Parlamentskorrespondenz Nr. 1308 vom 21.11.2018

Nationalrat: Scharfe Kritik der Opposition am Ausstieg aus dem UN-Migrationspakt

Bundeskanzler Kurz verteidigt Regierungslinie und will keine Vermischung von Asyl und Migration

Wien (PK) – Die Lösung der wesentlichen globalen Zukunftsfragen hänge davon ab, ob Europa handlungsfähig ist und mit einer Stimme spricht, betonte NEOS-Klubobfrau Beate Meinl-Reisinger in der heutigen Nationalratssitzung. Mit der einseitigen Ablehnung des UN-Migrationspakts durch die Bundesregierung würden diese Fakten aber konterkariert und der Multilateralismus in Frage gestellt. Aus diesem Grund haben die NEOS für die Aktuelle Stunde das Thema "Nach Nein zu Migrationspakt - Bundeskanzler Kurz verspielt Österreichs diplomatische Rolle und Ansehen in der Welt" gewählt. Kritik kam auch von Seiten der anderen Oppositionsparteien, die sich um den guten Ruf Österreichs in der Außenpolitik sorgten und der Regierung Angst und Panikmache vorwarfen. Die Rednerinnen richteten nochmals einen Appell an den Bundeskanzler, sich nicht der Stimme zu enthalten.
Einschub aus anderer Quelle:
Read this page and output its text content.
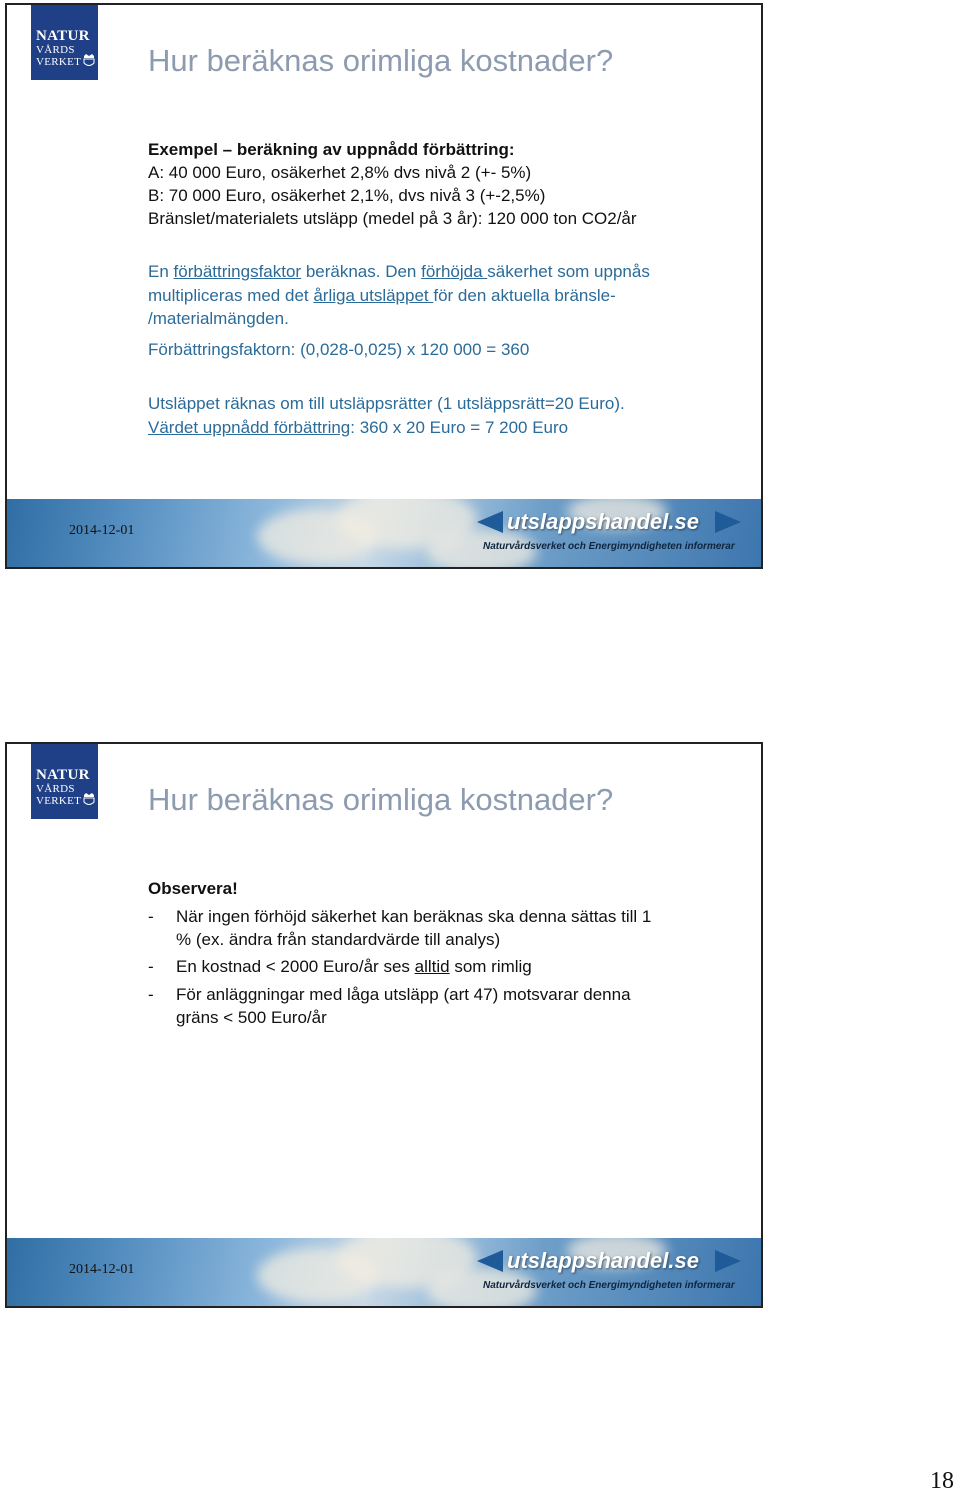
NATUR
VÅRDS
VERKET	Hur beräknas orimliga kostnader?
Exempel – beräkning av uppnådd förbättring:
A: 40 000 Euro, osäkerhet 2,8% dvs nivå 2 (+- 5%)
B: 70 000 Euro, osäkerhet 2,1%, dvs nivå 3 (+-2,5%)
Bränslet/materialets utsläpp (medel på 3 år): 120 000 ton CO2/år
En förbättringsfaktor beräknas. Den förhöjda säkerhet som uppnås
multipliceras med det årliga utsläppet för den aktuella bränsle-
/materialmängden.
Förbättringsfaktorn: (0,028-0,025) x 120 000 = 360
Utsläppet räknas om till utsläppsrätter (1 utsläppsrätt=20 Euro).
Värdet uppnådd förbättring: 360 x 20 Euro = 7 200 Euro
2014-12-01	utslappshandel.se
Naturvårdsverket och Energimyndigheten informerar
NATUR
VÅRDS
VERKET	Hur beräknas orimliga kostnader?
Observera!
-	När ingen förhöjd säkerhet kan beräknas ska denna sättas till 1
% (ex. ändra från standardvärde till analys)
-	En kostnad < 2000 Euro/år ses alltid som rimlig
-	För anläggningar med låga utsläpp (art 47) motsvarar denna
gräns < 500 Euro/år
2014-12-01	utslappshandel.se
Naturvårdsverket och Energimyndigheten informerar
18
Multilateralismus heiße nicht, dass alle dieselbe Meinung haben müssen, entgegnete Bundeskanzler Sebastian Kurz, der die Regierungslinie verteidigte. Es stimme, dass der Pakt nicht rechtsverbindlich ist, aber er stelle eine Selbstverpflichtung dar. Er sei überzeugt davon, dass zahlreiche Staaten, die jetzt sang- und klanglos zustimmen, viele der angeführten Punkte gar nicht umsetzen wollen bzw. werden. Den UN-Pakt, der auch viele positive Elemente enthält, sehe er vor allem deshalb kritisch, weil es zu einer Vermischung zwischen der Suche nach Schutz und der Arbeitsmigration kommt, betonte er. Vizekanzler Strache vertrat die Ansicht, dass insgesamt 17 Punkte des Vertrags dem Regierungsprogramm diametral gegenüberstehen.

NR-Präsident Sobotka: Nulltoleranz gegenüber Gewalt gegen Frauen und Mädchen

Noch bevor die Debatte über die Aktuelle Stunde stattfand, erinnerte Nationalratspräsident Wolfgang Sobotka daran, dass das österreichische Parlament die Kampagne von UN-Women "Orange The World" gegen Gewalt an Frauen unterstützt. Während der "16 Tage gegen Gewalt an Frauen", zwischen dem 25. November, dem Internationalen Tag gegen Gewalt an Frauen und Mädchen, bis zum 10. Dezember, dem Internationalen Tag der Menschenrechte, werden weltweit Gebäude in oranger Farbe beleuchtet, um ein starkes Zeichen zu setzen.

In diesem Sinne wird auch das Parlament vom 20. bis zum 30. November am Josefsplatz in der Farbe Orange erstrahlen. "Gewalt gegen Frauen und Mädchen beschränkt sich nicht nur auf Krisenregionen, sondern ist allgegenwärtig – Gewalt gegen sie findet in allen gesellschaftlichen Schichten, in jeder Altersgruppe und unabhängig von Bildung, Religion oder ethnischer Zugehörigkeit statt. Sie passiert sowohl im städtischen als auch im ländlichen Raum, im öffentlichen wie im privaten Bereich", so der Nationalratspräsident.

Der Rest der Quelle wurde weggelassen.